HIF-1 pathway is hyperactivated in TNBC and is associated with poor prognosis. We found that expression of the HIF-1 gene signature correlates with P4AH1 levels in breast cancer tissue samples. Tissue microarray data showed that P4HA1 protein expression is significantly upregulated in TNBC compared to ER positive breast cancer. These results indicate that activation of the HIF-1 pathway in TNBC is at least partially regulated by the P4HA1. However, other mechanisms may also contribute to the HIF-1 activation in TNBC. For instance, XBP1 interacts with HIF-1α and enhances its transcription factor activity and subsequently drives TNBC tumorigenicity. In addition, SHARP1 suppresses breast cancer metastasis by promoting proteasomal degradation of HIFs.

Activation of the HIF-1 pathway is crucial for the survival and self-renewal of stem cells. Cancer stem cells are the driver of cancer progression and chemoresistance. Interestingly, P4HA1 expression is upregulated in cancer stem cell enriched cell population. We further demonstrated that P4HA1 regulates cancer cell stemness through the HIF-1 pathway. Importantly, silence or inhibition of P4HA1 activity sensitizes TNBC to chemotherapeutic agents in vitro and in vivo. Moreover, high levels of P4HA1 are associated with chemoresistance in TNBC patients. These results indicate that targeting P4HA1 is a promising strategy to inhibit cancer stem cells and overcome chemoresistance in TNBC.

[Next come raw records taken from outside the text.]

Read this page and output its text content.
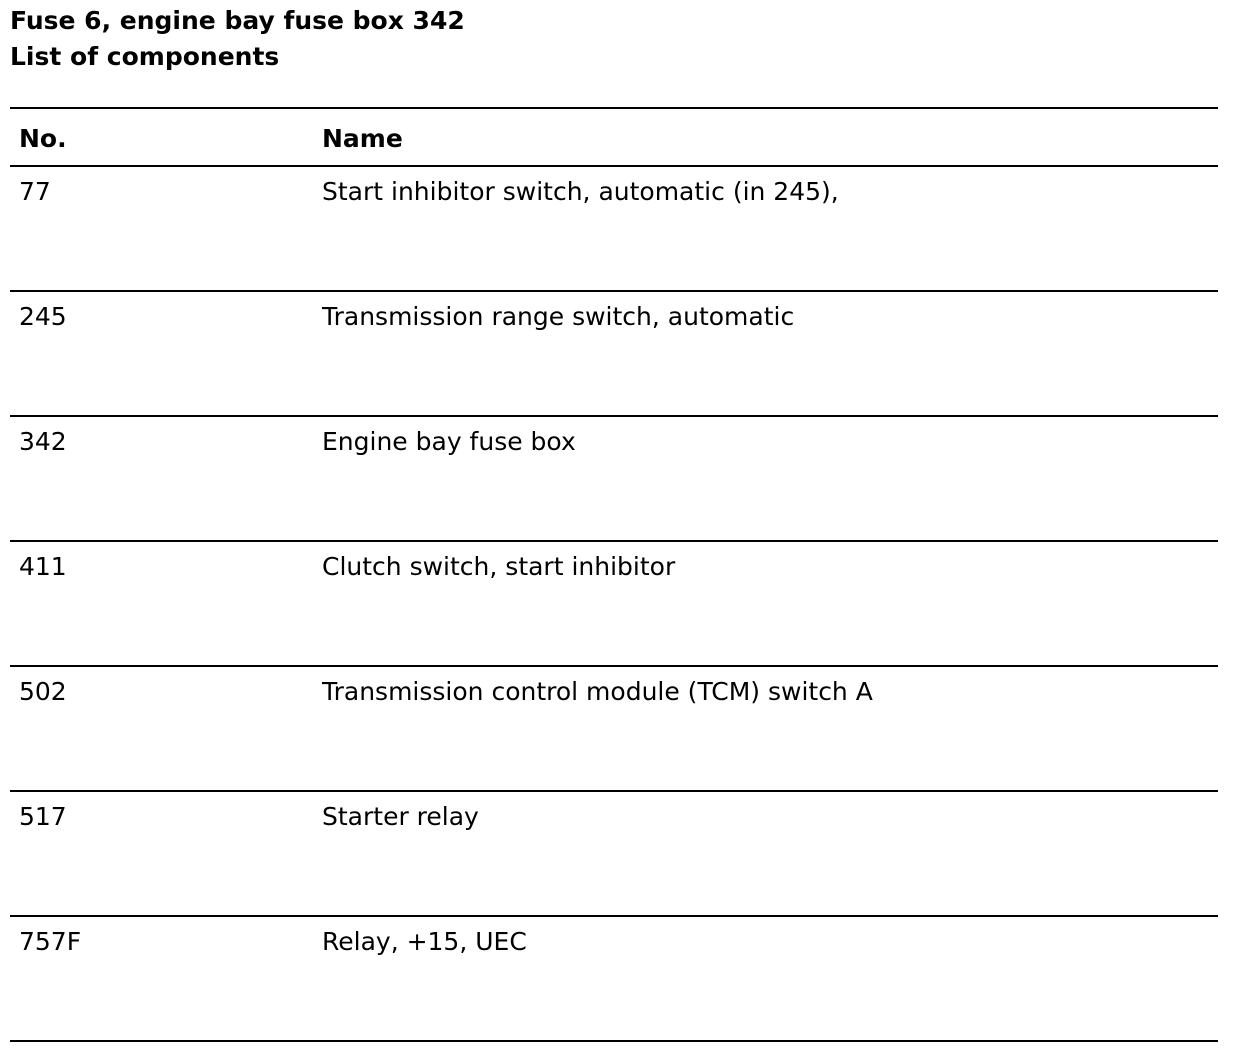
Fuse 6, engine bay fuse box 342
List of components
No.	Name
77	Start inhibitor switch, automatic (in 245),
245	Transmission range switch, automatic
342	Engine bay fuse box
411	Clutch switch, start inhibitor
502	Transmission control module (TCM) switch A
517	Starter relay
757F	Relay, +15, UEC
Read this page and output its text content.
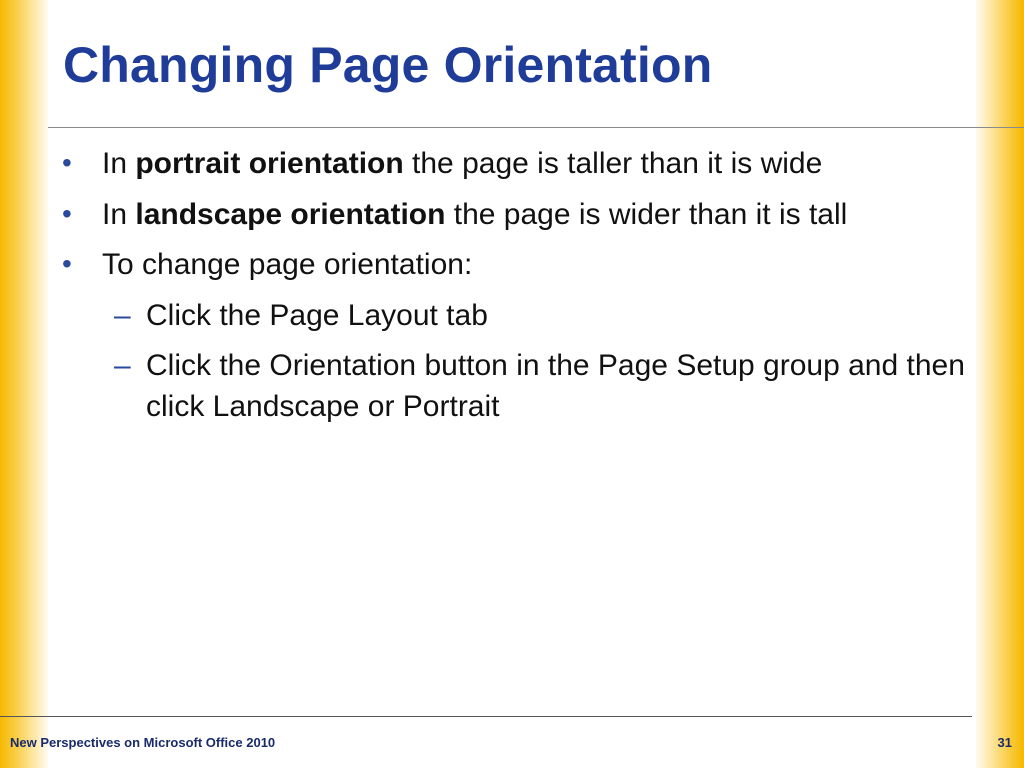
Changing Page Orientation
•	In portrait orientation the page is taller than it is wide
•	In landscape orientation the page is wider than it is tall
•	To change page orientation:
– Click the Page Layout tab
– Click the Orientation button in the Page Setup group and then click Landscape or Portrait
New Perspectives on Microsoft Office 2010	31
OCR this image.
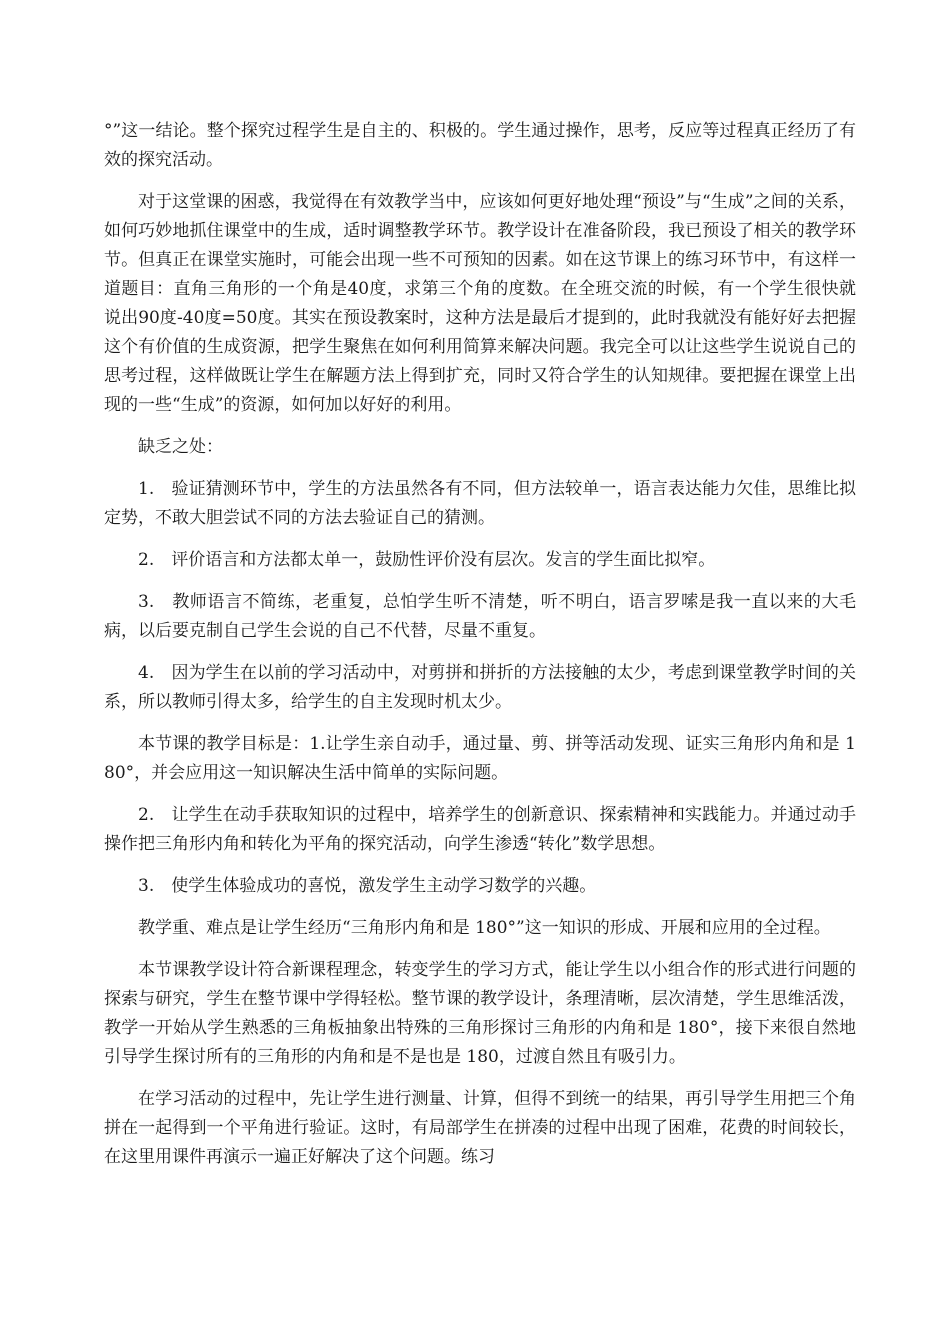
°”这一结论。整个探究过程学生是自主的、积极的。学生通过操作，思考，反应等过程真正经历了有效的探究活动。

对于这堂课的困惑，我觉得在有效教学当中，应该如何更好地处理“预设”与“生成”之间的关系，如何巧妙地抓住课堂中的生成，适时调整教学环节。教学设计在准备阶段，我已预设了相关的教学环节。但真正在课堂实施时，可能会出现一些不可预知的因素。如在这节课上的练习环节中，有这样一道题目：直角三角形的一个角是40度，求第三个角的度数。在全班交流的时候，有一个学生很快就说出90度-40度=50度。其实在预设教案时，这种方法是最后才提到的，此时我就没有能好好去把握这个有价值的生成资源，把学生聚焦在如何利用简算来解决问题。我完全可以让这些学生说说自己的思考过程，这样做既让学生在解题方法上得到扩充，同时又符合学生的认知规律。要把握在课堂上出现的一些“生成”的资源，如何加以好好的利用。

缺乏之处：

1.　验证猜测环节中，学生的方法虽然各有不同，但方法较单一，语言表达能力欠佳，思维比拟定势，不敢大胆尝试不同的方法去验证自己的猜测。

2.　评价语言和方法都太单一，鼓励性评价没有层次。发言的学生面比拟窄。

3.　教师语言不简练，老重复，总怕学生听不清楚，听不明白，语言罗嗦是我一直以来的大毛病，以后要克制自己学生会说的自己不代替，尽量不重复。

4.　因为学生在以前的学习活动中，对剪拼和拼折的方法接触的太少，考虑到课堂教学时间的关系，所以教师引得太多，给学生的自主发现时机太少。

本节课的教学目标是：1.让学生亲自动手，通过量、剪、拼等活动发现、证实三角形内角和是 180°，并会应用这一知识解决生活中简单的实际问题。

2.　让学生在动手获取知识的过程中，培养学生的创新意识、探索精神和实践能力。并通过动手操作把三角形内角和转化为平角的探究活动，向学生渗透“转化”数学思想。

3.　使学生体验成功的喜悦，激发学生主动学习数学的兴趣。

教学重、难点是让学生经历“三角形内角和是 180°”这一知识的形成、开展和应用的全过程。

本节课教学设计符合新课程理念，转变学生的学习方式，能让学生以小组合作的形式进行问题的探索与研究，学生在整节课中学得轻松。整节课的教学设计，条理清晰，层次清楚，学生思维活泼，教学一开始从学生熟悉的三角板抽象出特殊的三角形探讨三角形的内角和是 180°，接下来很自然地引导学生探讨所有的三角形的内角和是不是也是 180，过渡自然且有吸引力。

在学习活动的过程中，先让学生进行测量、计算，但得不到统一的结果，再引导学生用把三个角拼在一起得到一个平角进行验证。这时，有局部学生在拼凑的过程中出现了困难，花费的时间较长，在这里用课件再演示一遍正好解决了这个问题。练习
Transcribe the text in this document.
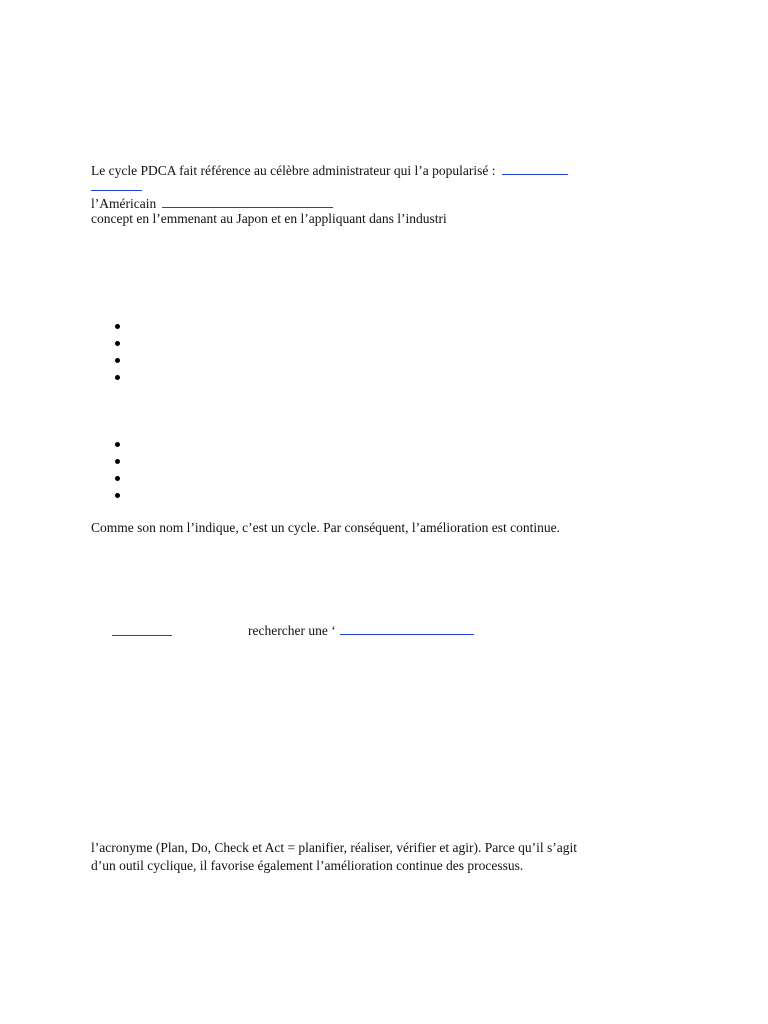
Le cycle PDCA fait référence au célèbre administrateur qui l’a popularisé :
l’Américain
concept en l’emmenant au Japon et en l’appliquant dans l’industri
Comme son nom l’indique, c’est un cycle. Par conséquent, l’amélioration est continue.
rechercher une ‘
l’acronyme (Plan, Do, Check et Act = planifier, réaliser, vérifier et agir). Parce qu’il s’agit
d’un outil cyclique, il favorise également l’amélioration continue des processus.
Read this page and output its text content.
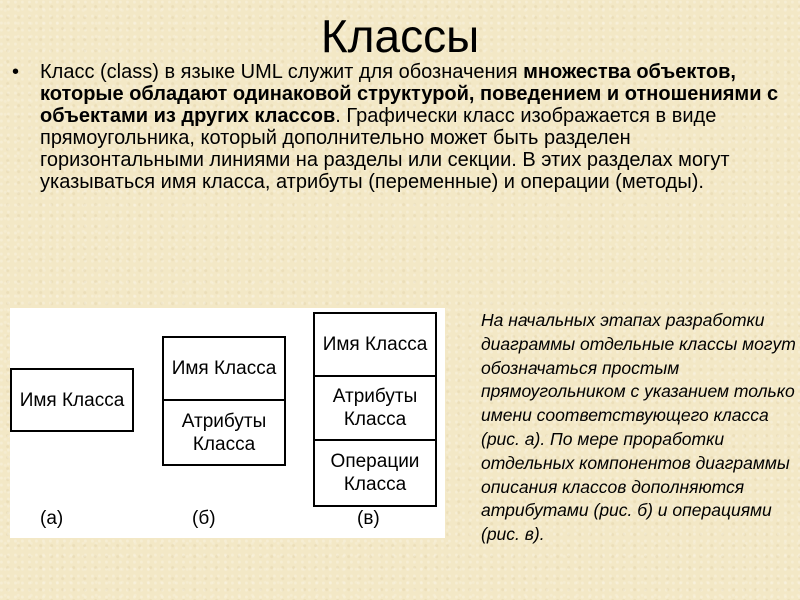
Классы
•	Класс (class) в языке UML служит для обозначения множества объектов, которые обладают одинаковой структурой, поведением и отношениями с объектами из других классов. Графически класс изображается в виде прямоугольника, который дополнительно может быть разделен горизонтальными линиями на разделы или секции. В этих разделах могут указываться имя класса, атрибуты (переменные) и операции (методы).
Имя Класса
Имя Класса
Атрибуты Класса
Имя Класса
Атрибуты Класса
Операции Класса
(а)	(б)	(в)
На начальных этапах разработки диаграммы отдельные классы могут обозначаться простым прямоугольником с указанием только имени соответствующего класса (рис. а). По мере проработки отдельных компонентов диаграммы описания классов дополняются атрибутами (рис. б) и операциями (рис. в).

In summary, our findings fill a critical gap in our knowledge about the regulation of the HIF-1 pathway and tumor-initiating cells during breast cancer progression. Given that activation of HIF-1 and expression of P4HA1 are particularly robust in TNBC, inhibition of P4HA1 is a promising strategy for blocking TNBC progression. Therefore, it is crucial to identify specific P4HA1 inhibitor in the future.